TREADING THE UNFAMILIAR WATERS OFSPECIAL FUND RELIEF WITHIN THE
LONGSHORE AND HARBOR WORKERS’
COMPENSATION ACT
By
Renee C. St.Clair

Pre‑Existing Permanent Partial Disability

Two theories have developed to define permanent partial disability under Section 908(f).  The first is the “economic disability theory.”  Under the “economic disability theory,” pre‑existing permanent partial disability is defined in accordance with Section 902(10) of the LHWCA, such that an incapacity to earn wages must be demonstrated.  The second theory is the “cautious employer” test.  Pursuant to the “cautious employer” test, the respondent may establish his employee’s permanent partial disability by showing that the employee had such a serious physical disability in fact, that a conscientious employer would have been motivated to discharge the handicapped employee because of a greatly increased risk of employment-related accident and compensation liability.  See C & P Telephone Co. v. Director, OWCP (D.C. Cir. 1977) 564 F.2d 503, 513.
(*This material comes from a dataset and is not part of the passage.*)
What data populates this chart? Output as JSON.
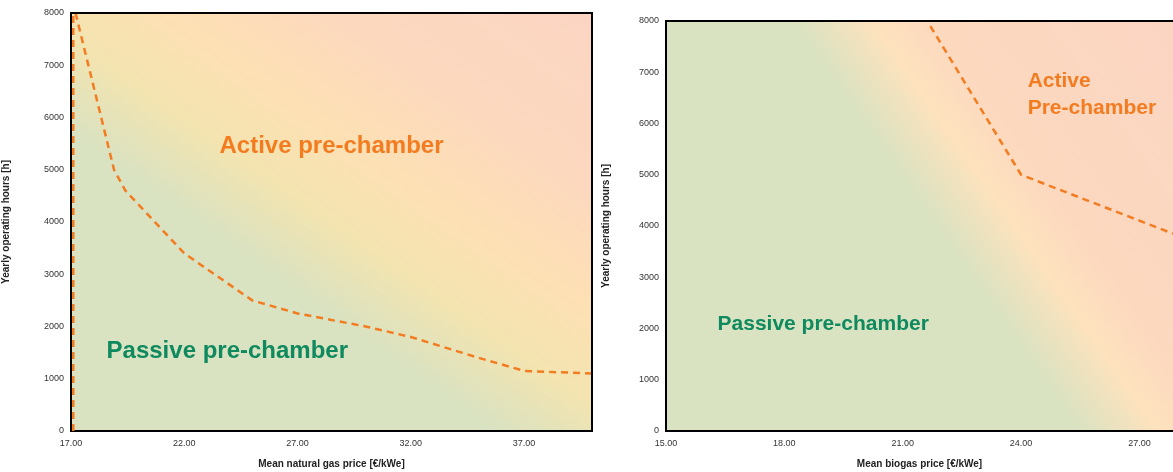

The Ninth Circuit has embraced the “cautious employer test” in assessing pre‑existing partial disability.  Todd Pacific Shipyards v. Director, OWCP (8th Cir. 1990) 913 F.2d 1426, 1430.  For example, in Lockheed Shipbuilding v. Director, OWCP (9th Cir. 1991) 951 F.2d 1143, the Ninth Circuit granted Section 8(f) relief, finding that a seven-year history of ongoing back problems was sufficient to motivate a cautious employer to discharge the worker.  Also within the Ninth Circuit, where psychological testing revealed that the worker suffered from borderline retardation, this mental limitation was sufficient to establish pre‑existing permanent partial disability pursuant to the “cautious employer test.”  Todd Pacific Shipyards Corp. v. Director, OWCP (Mayes) (9th Cir. 1990) 913 F.2d 1426, 24 BRBS 25 (CRT).
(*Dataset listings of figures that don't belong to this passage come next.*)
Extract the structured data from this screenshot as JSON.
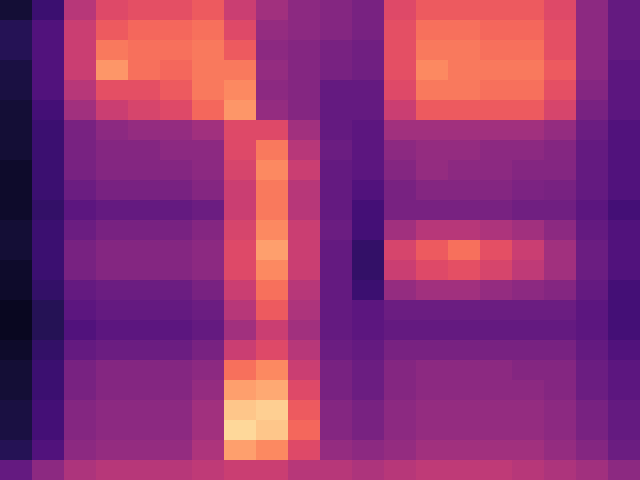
{
  "chart_data": {
    "type": "heatmap",
    "color": "magma",
    "tick_labels": false,
    "zlim": [
      0,
      1
    ],
    "cells": [
      [
        0.1,
        0.2,
        0.5,
        0.6,
        0.62,
        0.62,
        0.65,
        0.55,
        0.45,
        0.4,
        0.38,
        0.35,
        0.6,
        0.65,
        0.65,
        0.65,
        0.65,
        0.6,
        0.4,
        0.3
      ],
      [
        0.15,
        0.25,
        0.55,
        0.65,
        0.68,
        0.68,
        0.7,
        0.6,
        0.42,
        0.4,
        0.38,
        0.35,
        0.62,
        0.7,
        0.7,
        0.68,
        0.68,
        0.62,
        0.4,
        0.3
      ],
      [
        0.15,
        0.25,
        0.55,
        0.72,
        0.7,
        0.7,
        0.72,
        0.65,
        0.4,
        0.38,
        0.35,
        0.33,
        0.62,
        0.72,
        0.72,
        0.7,
        0.7,
        0.62,
        0.4,
        0.3
      ],
      [
        0.12,
        0.25,
        0.55,
        0.78,
        0.7,
        0.68,
        0.72,
        0.72,
        0.42,
        0.38,
        0.35,
        0.33,
        0.62,
        0.75,
        0.72,
        0.72,
        0.72,
        0.65,
        0.4,
        0.28
      ],
      [
        0.12,
        0.25,
        0.5,
        0.62,
        0.62,
        0.65,
        0.72,
        0.75,
        0.4,
        0.38,
        0.3,
        0.3,
        0.6,
        0.72,
        0.72,
        0.7,
        0.7,
        0.62,
        0.38,
        0.28
      ],
      [
        0.1,
        0.22,
        0.45,
        0.55,
        0.58,
        0.6,
        0.68,
        0.78,
        0.42,
        0.38,
        0.3,
        0.3,
        0.55,
        0.65,
        0.65,
        0.65,
        0.65,
        0.58,
        0.35,
        0.28
      ],
      [
        0.1,
        0.2,
        0.35,
        0.4,
        0.42,
        0.42,
        0.45,
        0.6,
        0.6,
        0.45,
        0.3,
        0.28,
        0.45,
        0.45,
        0.45,
        0.45,
        0.45,
        0.42,
        0.32,
        0.25
      ],
      [
        0.1,
        0.2,
        0.35,
        0.38,
        0.38,
        0.4,
        0.4,
        0.6,
        0.72,
        0.5,
        0.32,
        0.28,
        0.4,
        0.42,
        0.42,
        0.4,
        0.4,
        0.38,
        0.3,
        0.25
      ],
      [
        0.08,
        0.2,
        0.35,
        0.38,
        0.38,
        0.38,
        0.4,
        0.58,
        0.75,
        0.55,
        0.3,
        0.28,
        0.38,
        0.42,
        0.4,
        0.4,
        0.38,
        0.38,
        0.3,
        0.25
      ],
      [
        0.08,
        0.2,
        0.32,
        0.35,
        0.35,
        0.35,
        0.38,
        0.55,
        0.72,
        0.5,
        0.3,
        0.25,
        0.35,
        0.38,
        0.38,
        0.38,
        0.36,
        0.35,
        0.3,
        0.25
      ],
      [
        0.08,
        0.18,
        0.28,
        0.3,
        0.3,
        0.3,
        0.32,
        0.55,
        0.72,
        0.5,
        0.3,
        0.22,
        0.35,
        0.35,
        0.35,
        0.35,
        0.33,
        0.33,
        0.28,
        0.22
      ],
      [
        0.1,
        0.2,
        0.32,
        0.35,
        0.35,
        0.35,
        0.38,
        0.58,
        0.75,
        0.55,
        0.32,
        0.22,
        0.45,
        0.5,
        0.5,
        0.48,
        0.45,
        0.4,
        0.3,
        0.25
      ],
      [
        0.1,
        0.2,
        0.35,
        0.38,
        0.38,
        0.38,
        0.4,
        0.6,
        0.8,
        0.55,
        0.3,
        0.18,
        0.58,
        0.65,
        0.7,
        0.62,
        0.55,
        0.45,
        0.32,
        0.25
      ],
      [
        0.08,
        0.2,
        0.35,
        0.38,
        0.38,
        0.38,
        0.4,
        0.6,
        0.75,
        0.55,
        0.3,
        0.18,
        0.55,
        0.6,
        0.62,
        0.58,
        0.52,
        0.45,
        0.32,
        0.25
      ],
      [
        0.08,
        0.18,
        0.3,
        0.32,
        0.32,
        0.32,
        0.35,
        0.55,
        0.7,
        0.5,
        0.3,
        0.2,
        0.42,
        0.45,
        0.45,
        0.42,
        0.4,
        0.38,
        0.3,
        0.22
      ],
      [
        0.06,
        0.15,
        0.28,
        0.3,
        0.3,
        0.3,
        0.32,
        0.5,
        0.65,
        0.48,
        0.3,
        0.28,
        0.32,
        0.32,
        0.32,
        0.32,
        0.32,
        0.32,
        0.28,
        0.22
      ],
      [
        0.06,
        0.15,
        0.25,
        0.28,
        0.28,
        0.28,
        0.3,
        0.45,
        0.55,
        0.45,
        0.3,
        0.28,
        0.3,
        0.3,
        0.3,
        0.3,
        0.3,
        0.3,
        0.28,
        0.22
      ],
      [
        0.08,
        0.18,
        0.3,
        0.32,
        0.32,
        0.32,
        0.35,
        0.55,
        0.6,
        0.5,
        0.32,
        0.3,
        0.35,
        0.35,
        0.35,
        0.35,
        0.35,
        0.35,
        0.3,
        0.25
      ],
      [
        0.1,
        0.2,
        0.35,
        0.38,
        0.38,
        0.38,
        0.4,
        0.7,
        0.75,
        0.55,
        0.35,
        0.32,
        0.38,
        0.4,
        0.4,
        0.4,
        0.38,
        0.38,
        0.32,
        0.28
      ],
      [
        0.1,
        0.2,
        0.35,
        0.38,
        0.38,
        0.38,
        0.42,
        0.8,
        0.82,
        0.6,
        0.35,
        0.32,
        0.38,
        0.4,
        0.4,
        0.4,
        0.4,
        0.38,
        0.32,
        0.28
      ],
      [
        0.12,
        0.22,
        0.38,
        0.4,
        0.4,
        0.4,
        0.45,
        0.88,
        0.9,
        0.65,
        0.38,
        0.35,
        0.4,
        0.42,
        0.42,
        0.42,
        0.42,
        0.4,
        0.35,
        0.3
      ],
      [
        0.12,
        0.22,
        0.38,
        0.4,
        0.4,
        0.4,
        0.45,
        0.92,
        0.88,
        0.68,
        0.38,
        0.35,
        0.4,
        0.42,
        0.42,
        0.42,
        0.42,
        0.4,
        0.35,
        0.3
      ],
      [
        0.15,
        0.25,
        0.4,
        0.42,
        0.42,
        0.42,
        0.48,
        0.8,
        0.75,
        0.6,
        0.42,
        0.4,
        0.42,
        0.45,
        0.45,
        0.45,
        0.45,
        0.42,
        0.38,
        0.32
      ],
      [
        0.3,
        0.4,
        0.48,
        0.5,
        0.5,
        0.5,
        0.52,
        0.55,
        0.55,
        0.5,
        0.5,
        0.48,
        0.5,
        0.52,
        0.52,
        0.52,
        0.5,
        0.48,
        0.45,
        0.4
      ]
    ]
  }
}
Other conditions which have met judicial approval as pre‑existing permanent partial disability include arthritis, cervical sprain, alcoholism, diabetes, drug addiction, low IQ, bulging discs, heart disease, and degenerative changes.  It should be noted, however, that the mere fact of a past injury or ailment is not alone sufficient to establish “disability.”  Rather, as a result of the past injury or ailment, a serious, lasting physical problem must persist.  Director, OWCP v. Campbell Industries, Inc. (9th Cir. 1982) 678 F.2d 836, 14 BRBS 974, rev’g Lostaunau v. Campbell Industries, Inc. (1981) 13 BRBS 227.

Manifestation Prong of Section 8(f)

Known as the manifestation program of Section 8(f), this judicially created requirement for obtaining Special Fund relief requires the worker’s pre‑existing permanent partial disability to be “manifest” to the employer.  This prong can be met with either actual or constructive knowledge of a pre‑existing disability.

For example, the mere existence of medical records, from which a pre‑existing condition is objectively determinable, has been deemed sufficient to meet the manifestation prong, whether or not the employer was aware of the records at the time of injury.  See C & P Telephone v. Director, OWCP (D.C. Cir. 1977) 564 F.2d 503, 6 BRBS 399.